Leemos continuamente; la hora en el despertador, los ingredientes del desayuno, los componentes del gel, las señales de tráfico, las revoluciones por minuto, la publicidad, los mensajes de correo, notificaciones, instancias, solicitudes, artículos, capítulos, exámenes, webs, blogs, tuits, estados, noticias, menús, más ingredientes, directorios, reactivos, manuales, whatsapps, pulsaciones por minuto, recetas, subtítulos y por fin, con suerte y sin que todo lo anterior te haya quitado las ganas, un libro.
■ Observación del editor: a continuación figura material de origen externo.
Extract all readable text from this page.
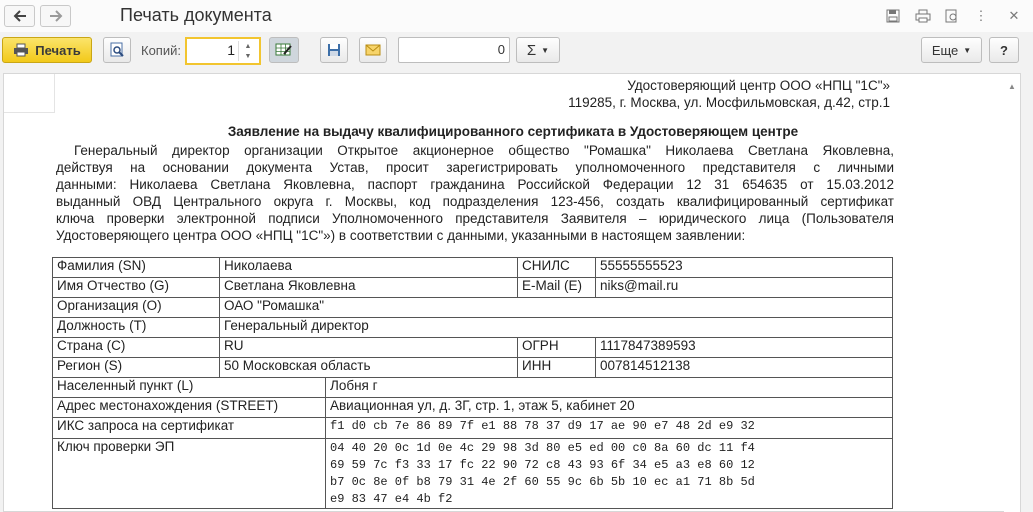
Печать документа	⋮ ✕
Печать	Копий:	1 ▲
▼	0 Σ ▼	Еще ▼	?
Удостоверяющий центр ООО «НПЦ "1С"»
119285, г. Москва, ул. Мосфильмовская, д.42, стр.1
Заявление на выдачу квалифицированного сертификата в Удостоверяющем центре
Генеральный директор организации Открытое акционерное общество "Ромашка" Николаева Светлана Яковлевна,
действуя на основании документа Устав, просит зарегистрировать уполномоченного представителя с личными
данными: Николаева Светлана Яковлевна, паспорт гражданина Российской Федерации 12 31 654635 от 15.03.2012
выданный ОВД Центрального округа г. Москвы, код подразделения 123-456, создать квалифицированный сертификат
ключа проверки электронной подписи Уполномоченного представителя Заявителя – юридического лица (Пользователя
Удостоверяющего центра ООО «НПЦ "1С"») в соответствии с данными, указанными в настоящем заявлении:
Фамилия (SN)	Николаева		СНИЛС	55555555523
Имя Отчество (G)	Светлана Яковлевна		E-Mail (E)	niks@mail.ru
Организация (O)	ОАО "Ромашка"			
Должность (T)	Генеральный директор			
Страна (C)	RU		ОГРН	1117847389593
Регион (S)	50 Московская область		ИНН	007814512138
Населенный пункт (L)		Лобня г		
Адрес местонахождения (STREET)		Авиационная ул, д. 3Г, стр. 1, этаж 5, кабинет 20		
ИКС запроса на сертификат		f1 d0 cb 7e 86 89 7f e1 88 78 37 d9 17 ae 90 e7 48 2d e9 32		
Ключ проверки ЭП		04 40 20 0c 1d 0e 4c 29 98 3d 80 e5 ed 00 c0 8a 60 dc 11 f4
69 59 7c f3 33 17 fc 22 90 72 c8 43 93 6f 34 e5 a3 e8 60 12
b7 0c 8e 0f b8 79 31 4e 2f 60 55 9c 6b 5b 10 ec a1 71 8b 5d
e9 83 47 e4 4b f2		
▲
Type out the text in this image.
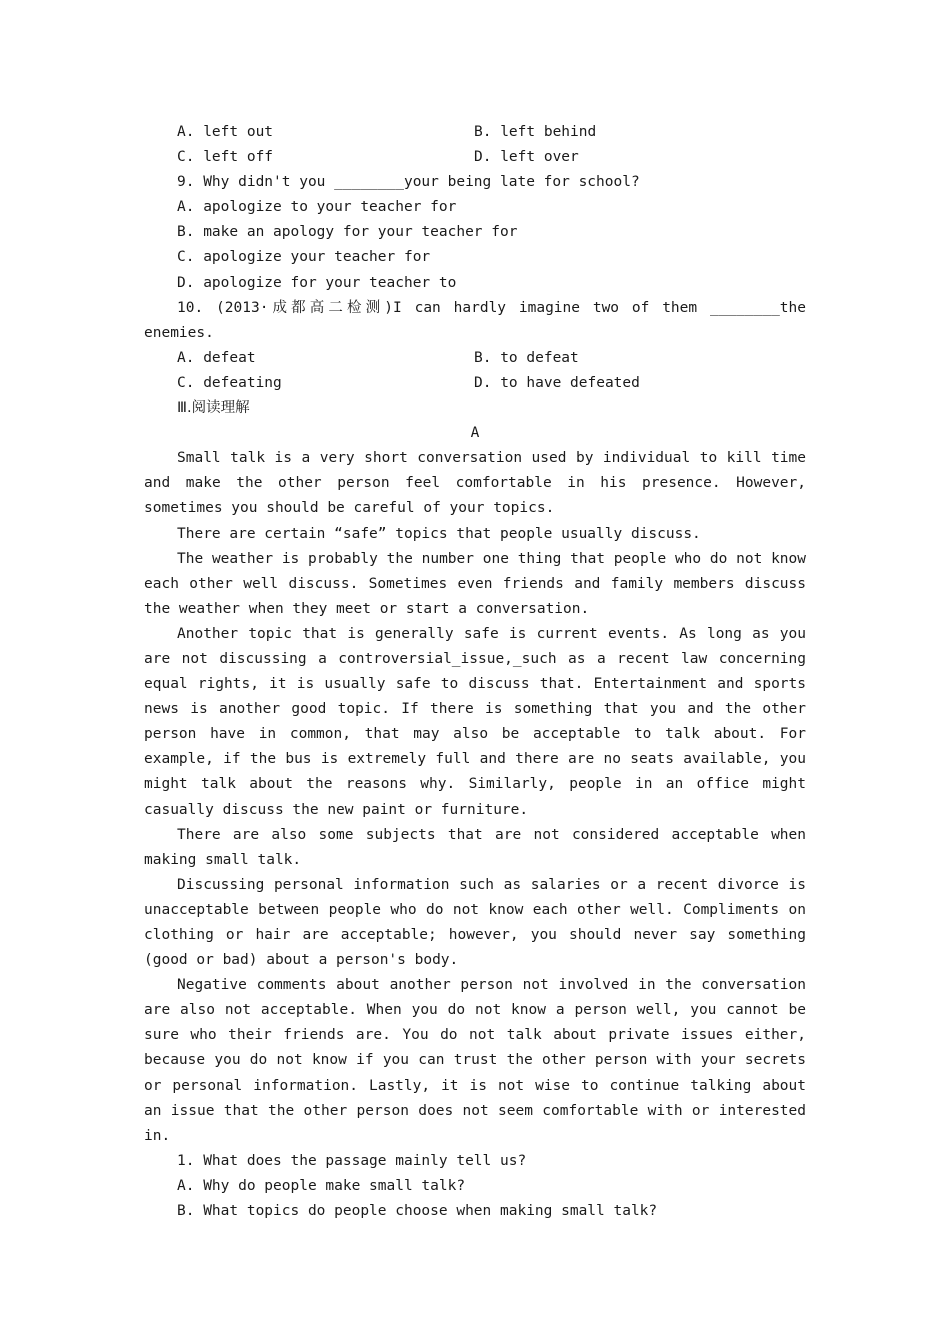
A. left out	B. left behind
C. left off	D. left over
9. Why didn't you ________your being late for school?
A. apologize to your teacher for
B. make an apology for your teacher for
C. apologize your teacher for
D. apologize for your teacher to
10. (2013·成都高二检测)I can hardly imagine two of them ________the enemies.
A. defeat	B. to defeat
C. defeating	D. to have defeated
Ⅲ.阅读理解
A
Small talk is a very short conversation used by individual to kill time and make the other person feel comfortable in his presence. However, sometimes you should be careful of your topics.
There are certain “safe” topics that people usually discuss.
The weather is probably the number one thing that people who do not know each other well discuss. Sometimes even friends and family members discuss the weather when they meet or start a conversation.
Another topic that is generally safe is current events. As long as you are not discussing a controversial_issue,_such as a recent law concerning equal rights, it is usually safe to discuss that. Entertainment and sports news is another good topic. If there is something that you and the other person have in common, that may also be acceptable to talk about. For example, if the bus is extremely full and there are no seats available, you might talk about the reasons why. Similarly, people in an office might casually discuss the new paint or furniture.
There are also some subjects that are not considered acceptable when making small talk.
Discussing personal information such as salaries or a recent divorce is unacceptable between people who do not know each other well. Compliments on clothing or hair are acceptable; however, you should never say something (good or bad) about a person's body.
Negative comments about another person not involved in the conversation are also not acceptable. When you do not know a person well, you cannot be sure who their friends are. You do not talk about private issues either, because you do not know if you can trust the other person with your secrets or personal information. Lastly, it is not wise to continue talking about an issue that the other person does not seem comfortable with or interested in.
1. What does the passage mainly tell us?
A. Why do people make small talk?
B. What topics do people choose when making small talk?
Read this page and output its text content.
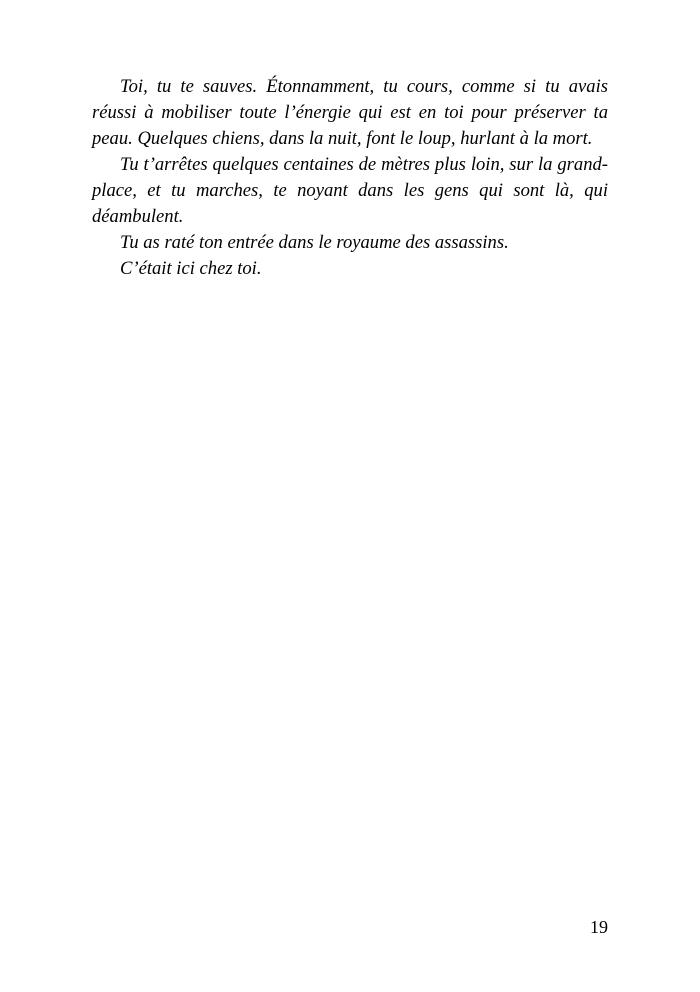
Toi, tu te sauves. Étonnamment, tu cours, comme si tu avais réussi à mobiliser toute l’énergie qui est en toi pour préserver ta peau. Quelques chiens, dans la nuit, font le loup, hurlant à la mort.

Tu t’arrêtes quelques centaines de mètres plus loin, sur la grand-place, et tu marches, te noyant dans les gens qui sont là, qui déambulent.

Tu as raté ton entrée dans le royaume des assassins.

C’était ici chez toi.

19
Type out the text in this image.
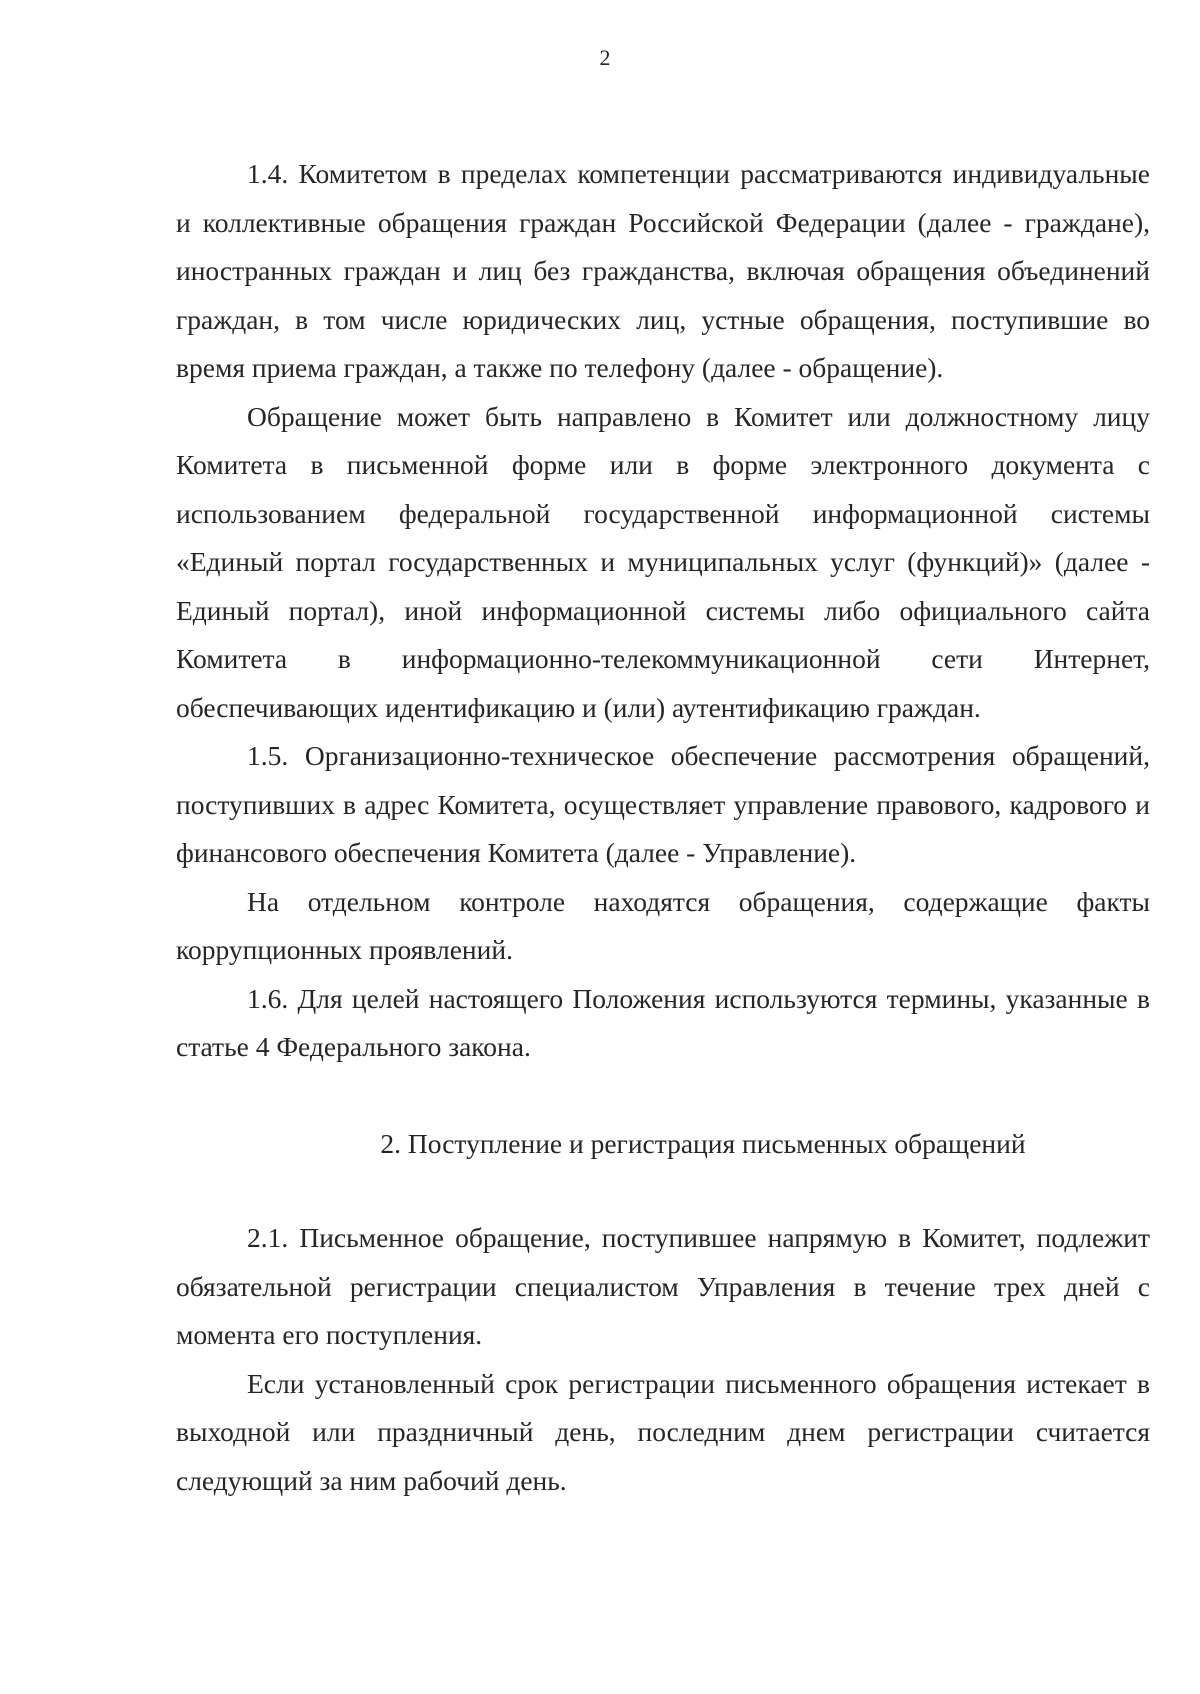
2

1.4. Комитетом в пределах компетенции рассматриваются индивидуальные и коллективные обращения граждан Российской Федерации (далее - граждане), иностранных граждан и лиц без гражданства, включая обращения объединений граждан, в том числе юридических лиц, устные обращения, поступившие во время приема граждан, а также по телефону (далее - обращение).

Обращение может быть направлено в Комитет или должностному лицу Комитета в письменной форме или в форме электронного документа с использованием федеральной государственной информационной системы «Единый портал государственных и муниципальных услуг (функций)» (далее - Единый портал), иной информационной системы либо официального сайта Комитета в информационно-телекоммуникационной сети Интернет, обеспечивающих идентификацию и (или) аутентификацию граждан.

1.5. Организационно-техническое обеспечение рассмотрения обращений, поступивших в адрес Комитета, осуществляет управление правового, кадрового и финансового обеспечения Комитета (далее - Управление).

На отдельном контроле находятся обращения, содержащие факты коррупционных проявлений.

1.6. Для целей настоящего Положения используются термины, указанные в статье 4 Федерального закона.

2. Поступление и регистрация письменных обращений

2.1. Письменное обращение, поступившее напрямую в Комитет, подлежит обязательной регистрации специалистом Управления в течение трех дней с момента его поступления.

Если установленный срок регистрации письменного обращения истекает в выходной или праздничный день, последним днем регистрации считается следующий за ним рабочий день.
Muchas veces se convierte en un vicio, una necesidad sin la que no es posible conciliar el sueño, incluso después de salir de fiesta, al acostarte mareado y terriblemente cansado, necesitas abrir el libro y comprobar que tu ciencia, tu poesía, tu historia, tus lugares, tus amigos y tus enemigos siguen allí, en blanco y negro, junto a tu almohada.

Aún no tengo la experiencia de haber leído un libro en un dispositivo electrónico. Seguro que algunas cosas cambian, pero las posibilidades que abren las compensan, sin por ello hacerlos incompatibles con los tradicionales. Quizá tú hayas tenido la oportunidad y puedas compartir esas sensaciones, esas diferencias. Quizá nos puedas decir qué libro tienes en tu mesita de noche, o cuál te gustaría tener. O cuál has releído más veces, o cuál no has podido terminar. O cuál fue el primero que leíste… ¿Qué leen los que nos leen?, ¿qué leen los piratas?. ¿Divulgación?, ¿novela?, ¿poesía?, ¿cómics?

Leer. Una capacidad desarrollada por los humanos convertida en derecho. Una ganzúa que nos abre todas las puertas, que nos capacita para todo.